Securing HTML vs securing HTTP
Jens Alfke
jens at mooseyard.com
Mon Jan 23 19:48:43 UTC 2006
On 23 Jan '06, at 10:52 AM, Brad Fitzpatrick wrote:
> Likewise, the Perl implementation ignores everything past the </head>.
How does it find the end of the head element? Is it using a full HTML
parser? If not, is it smart enough recognize </HEAD> or </ HEAD> or
any other accepted syntax?
There's also the issue of CDATA in the page title:
<html>
<head>
<title><![CDATA[GullibleWiki -- Muahaha rel="openid.server"
href="http://evil.net/openid/">]]>
</title>
</head>
In this case the attacker used a wiki-like app to create a page whose
title contains an OpenID link. An OpenID client that didn't
understand CDATA would think this page represented a valid identity.

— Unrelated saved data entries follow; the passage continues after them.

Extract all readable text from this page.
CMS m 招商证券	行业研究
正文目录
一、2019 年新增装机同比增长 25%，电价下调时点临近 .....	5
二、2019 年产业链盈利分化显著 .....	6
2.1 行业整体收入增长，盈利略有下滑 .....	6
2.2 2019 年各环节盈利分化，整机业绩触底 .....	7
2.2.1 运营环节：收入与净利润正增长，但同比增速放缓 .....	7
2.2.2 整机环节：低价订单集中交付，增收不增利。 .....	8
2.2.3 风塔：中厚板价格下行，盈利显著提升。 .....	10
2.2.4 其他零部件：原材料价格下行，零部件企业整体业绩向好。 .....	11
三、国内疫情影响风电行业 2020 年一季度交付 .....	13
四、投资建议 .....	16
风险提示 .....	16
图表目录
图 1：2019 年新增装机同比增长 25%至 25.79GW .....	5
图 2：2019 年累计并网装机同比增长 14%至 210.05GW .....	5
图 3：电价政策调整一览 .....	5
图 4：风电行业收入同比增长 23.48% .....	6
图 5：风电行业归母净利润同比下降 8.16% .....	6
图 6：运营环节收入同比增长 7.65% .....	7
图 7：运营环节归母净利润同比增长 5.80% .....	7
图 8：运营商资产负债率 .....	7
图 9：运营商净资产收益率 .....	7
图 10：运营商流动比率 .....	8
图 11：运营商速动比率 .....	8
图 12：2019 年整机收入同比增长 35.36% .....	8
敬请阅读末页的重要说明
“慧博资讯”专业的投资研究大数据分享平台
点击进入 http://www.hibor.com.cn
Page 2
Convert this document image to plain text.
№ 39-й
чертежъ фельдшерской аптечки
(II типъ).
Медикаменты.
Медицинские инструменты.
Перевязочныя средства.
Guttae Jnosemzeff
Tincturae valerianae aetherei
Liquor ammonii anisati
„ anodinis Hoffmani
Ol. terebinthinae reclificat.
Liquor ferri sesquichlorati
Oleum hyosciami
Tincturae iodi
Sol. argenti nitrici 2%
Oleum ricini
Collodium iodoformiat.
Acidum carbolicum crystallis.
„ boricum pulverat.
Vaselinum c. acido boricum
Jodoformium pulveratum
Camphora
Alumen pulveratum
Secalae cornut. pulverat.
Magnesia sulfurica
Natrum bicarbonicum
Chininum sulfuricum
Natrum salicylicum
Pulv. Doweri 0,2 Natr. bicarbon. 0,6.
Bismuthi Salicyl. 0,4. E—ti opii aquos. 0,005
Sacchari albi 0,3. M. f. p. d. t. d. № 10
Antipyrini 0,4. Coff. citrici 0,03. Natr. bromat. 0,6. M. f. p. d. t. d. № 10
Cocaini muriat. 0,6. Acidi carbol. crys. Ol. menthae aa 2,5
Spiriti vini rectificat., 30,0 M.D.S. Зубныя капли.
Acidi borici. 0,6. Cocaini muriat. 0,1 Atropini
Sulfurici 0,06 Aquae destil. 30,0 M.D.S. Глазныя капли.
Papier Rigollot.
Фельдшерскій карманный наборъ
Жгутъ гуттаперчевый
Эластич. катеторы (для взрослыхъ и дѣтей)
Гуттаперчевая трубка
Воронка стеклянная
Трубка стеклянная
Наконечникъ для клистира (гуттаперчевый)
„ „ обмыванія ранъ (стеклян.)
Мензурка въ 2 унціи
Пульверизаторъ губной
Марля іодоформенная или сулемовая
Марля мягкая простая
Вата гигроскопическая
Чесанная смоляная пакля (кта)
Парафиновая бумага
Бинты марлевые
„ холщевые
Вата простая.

It might be good to have a test suite of pages like my examples that
try to fool the link detector.
> Presumably blog/CMS software is safer with its global template than
> the stuff inside the body.
Yes, in that the admin has to install a plugin or theme to alter it.
Of course, people tend to be pretty cavalier about installing themes
— they're thinking more about aesthetics than security. In the case
of Drupal, themes unfortunately get to generate all of the HTML
including the <head>. Not sure about other CMS/blog engines.